RE: Suggestions in Unicode Indic FAQ

From: Kent Karlsson (kentk@md.chalmers.se)
Date: Mon Feb 03 2003 - 12:29:47 EST

Next message: Deborah Goldsmith: "Re: How is glyph shaping done?"

Previous message: Kent Karlsson: "RE: Suggestions in Unicode Indic FAQ"
In reply to: Keyur Shroff: "RE: Suggestions in Unicode Indic FAQ"
Next in thread: Doug Ewell: "Re: Suggestions in Unicode Indic FAQ"
Reply: Doug Ewell: "Re: Suggestions in Unicode Indic FAQ"
Messages sorted by: [ date ] [ thread ] [ subject ] [ author ] [ attachment ]
Mail actions: [ respond to this message ] [ mail a new topic ]

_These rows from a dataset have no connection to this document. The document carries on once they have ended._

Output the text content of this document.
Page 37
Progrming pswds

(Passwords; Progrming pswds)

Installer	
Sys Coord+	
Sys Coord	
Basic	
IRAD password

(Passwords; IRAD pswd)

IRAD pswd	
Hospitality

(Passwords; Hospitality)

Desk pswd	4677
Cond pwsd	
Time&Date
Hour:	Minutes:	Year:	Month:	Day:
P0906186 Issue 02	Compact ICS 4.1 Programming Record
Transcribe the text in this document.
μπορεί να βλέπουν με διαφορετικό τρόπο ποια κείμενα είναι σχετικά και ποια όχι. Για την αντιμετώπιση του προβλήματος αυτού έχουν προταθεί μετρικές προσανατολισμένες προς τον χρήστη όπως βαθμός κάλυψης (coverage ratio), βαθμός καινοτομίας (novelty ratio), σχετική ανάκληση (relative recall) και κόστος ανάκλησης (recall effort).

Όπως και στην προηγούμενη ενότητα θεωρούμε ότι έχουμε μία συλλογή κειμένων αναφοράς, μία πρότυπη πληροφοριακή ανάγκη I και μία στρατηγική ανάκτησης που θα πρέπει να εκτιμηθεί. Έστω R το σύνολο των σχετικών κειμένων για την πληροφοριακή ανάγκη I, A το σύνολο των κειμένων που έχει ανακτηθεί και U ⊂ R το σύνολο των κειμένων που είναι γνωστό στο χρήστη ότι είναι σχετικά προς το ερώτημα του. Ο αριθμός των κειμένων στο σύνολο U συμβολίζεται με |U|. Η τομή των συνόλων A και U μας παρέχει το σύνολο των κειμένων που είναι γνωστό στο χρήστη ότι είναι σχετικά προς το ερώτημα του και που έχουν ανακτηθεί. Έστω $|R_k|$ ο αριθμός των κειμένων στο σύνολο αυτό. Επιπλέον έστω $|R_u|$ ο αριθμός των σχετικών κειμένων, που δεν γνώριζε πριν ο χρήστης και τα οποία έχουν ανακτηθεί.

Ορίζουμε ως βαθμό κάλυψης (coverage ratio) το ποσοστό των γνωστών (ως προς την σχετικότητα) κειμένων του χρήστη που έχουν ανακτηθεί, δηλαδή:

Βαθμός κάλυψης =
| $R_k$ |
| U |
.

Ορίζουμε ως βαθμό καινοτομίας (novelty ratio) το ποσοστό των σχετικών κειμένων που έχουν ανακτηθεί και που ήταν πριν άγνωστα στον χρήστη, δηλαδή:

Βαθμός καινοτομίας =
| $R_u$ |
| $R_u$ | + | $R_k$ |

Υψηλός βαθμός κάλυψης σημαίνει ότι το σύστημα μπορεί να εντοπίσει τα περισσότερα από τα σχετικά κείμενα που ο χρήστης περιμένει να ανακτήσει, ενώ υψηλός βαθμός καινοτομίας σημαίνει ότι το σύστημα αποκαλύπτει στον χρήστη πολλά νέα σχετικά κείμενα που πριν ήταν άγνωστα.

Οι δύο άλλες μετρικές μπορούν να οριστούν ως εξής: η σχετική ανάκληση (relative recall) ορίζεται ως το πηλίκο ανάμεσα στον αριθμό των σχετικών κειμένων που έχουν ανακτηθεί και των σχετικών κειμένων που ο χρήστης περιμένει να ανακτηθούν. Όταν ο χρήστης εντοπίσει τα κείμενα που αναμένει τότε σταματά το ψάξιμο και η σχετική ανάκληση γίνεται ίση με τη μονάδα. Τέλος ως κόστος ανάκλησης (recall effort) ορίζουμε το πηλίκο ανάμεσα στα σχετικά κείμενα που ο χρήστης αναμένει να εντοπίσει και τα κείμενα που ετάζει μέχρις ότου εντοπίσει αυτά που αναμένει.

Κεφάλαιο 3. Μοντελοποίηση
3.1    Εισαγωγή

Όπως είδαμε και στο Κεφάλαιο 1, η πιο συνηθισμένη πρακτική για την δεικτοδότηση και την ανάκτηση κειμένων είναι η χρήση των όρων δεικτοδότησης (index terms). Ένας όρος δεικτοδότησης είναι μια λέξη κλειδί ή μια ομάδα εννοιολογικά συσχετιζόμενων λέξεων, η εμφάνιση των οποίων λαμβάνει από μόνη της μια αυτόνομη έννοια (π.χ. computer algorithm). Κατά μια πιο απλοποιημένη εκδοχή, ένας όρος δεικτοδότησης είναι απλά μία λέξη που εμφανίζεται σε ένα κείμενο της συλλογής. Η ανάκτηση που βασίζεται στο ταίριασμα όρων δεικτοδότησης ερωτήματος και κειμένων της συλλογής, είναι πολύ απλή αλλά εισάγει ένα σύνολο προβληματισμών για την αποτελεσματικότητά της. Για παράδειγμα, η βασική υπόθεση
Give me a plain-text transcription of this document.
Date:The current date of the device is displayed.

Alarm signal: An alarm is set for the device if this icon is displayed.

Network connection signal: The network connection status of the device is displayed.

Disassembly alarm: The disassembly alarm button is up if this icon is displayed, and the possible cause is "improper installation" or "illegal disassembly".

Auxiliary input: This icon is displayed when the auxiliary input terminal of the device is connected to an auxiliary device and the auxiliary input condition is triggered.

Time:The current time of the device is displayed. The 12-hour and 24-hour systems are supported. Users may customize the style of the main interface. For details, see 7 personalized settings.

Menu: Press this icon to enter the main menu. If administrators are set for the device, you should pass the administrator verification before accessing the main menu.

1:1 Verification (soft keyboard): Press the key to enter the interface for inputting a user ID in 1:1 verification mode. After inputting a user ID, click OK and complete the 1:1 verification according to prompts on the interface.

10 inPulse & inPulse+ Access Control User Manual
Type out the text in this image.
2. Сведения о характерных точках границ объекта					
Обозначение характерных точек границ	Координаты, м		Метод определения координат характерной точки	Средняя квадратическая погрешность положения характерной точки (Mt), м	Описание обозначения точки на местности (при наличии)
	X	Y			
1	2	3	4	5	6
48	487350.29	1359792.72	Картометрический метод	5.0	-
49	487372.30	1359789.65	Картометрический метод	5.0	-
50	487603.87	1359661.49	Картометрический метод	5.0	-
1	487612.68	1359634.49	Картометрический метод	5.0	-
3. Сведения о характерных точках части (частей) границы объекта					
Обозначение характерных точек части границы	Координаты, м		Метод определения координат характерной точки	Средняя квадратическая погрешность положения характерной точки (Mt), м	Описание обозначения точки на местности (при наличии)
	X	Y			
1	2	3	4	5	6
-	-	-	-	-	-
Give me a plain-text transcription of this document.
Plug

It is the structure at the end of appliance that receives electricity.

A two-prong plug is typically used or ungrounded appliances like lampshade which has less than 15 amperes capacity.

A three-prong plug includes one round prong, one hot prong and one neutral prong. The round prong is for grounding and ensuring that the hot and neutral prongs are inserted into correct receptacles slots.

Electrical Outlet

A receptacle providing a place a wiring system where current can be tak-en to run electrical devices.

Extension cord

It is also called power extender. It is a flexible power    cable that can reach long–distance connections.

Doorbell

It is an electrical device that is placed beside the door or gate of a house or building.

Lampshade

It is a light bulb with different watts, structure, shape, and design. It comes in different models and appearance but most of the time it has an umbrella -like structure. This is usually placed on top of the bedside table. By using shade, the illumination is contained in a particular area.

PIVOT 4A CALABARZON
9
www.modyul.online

> > No, with proper reordering (and "normal" display mode), the e-matra at
> > the beginning of the second word would appear to be last glyph of the
> > first "word". Similarly, for the second case, the e-matra glyph would
> > have come to the left of the pa. The fluent reader (ok, not me...)
> > would then see those errors anyway, just like I can find spelling
> > errors in Swedish, most often without any kind of special marking. (I'm
> > assuming through-out that reordrant combining characters
> are reordered.)
>
> Illegal sequences

There are no illegal sequences.

> are not reordered as you indicated.

Then that is a problem with the display software you are using.

> Also, as far as I
> know there is no mention of reordering of illegal input sequence (or
> invalid combining mark) in Unicode standard.

Again, there are no "illegal input sequences".

> Consider the last set of glyphs (left-to-right, top-to-bottom) in the
> attached image. It is the rendering effect of illegal input sequence

See above.

> "Devanagari Vowel Sign I" [U+093F] + "Devanagari Letter Ka"
> [U+0915] and without any dotted circle.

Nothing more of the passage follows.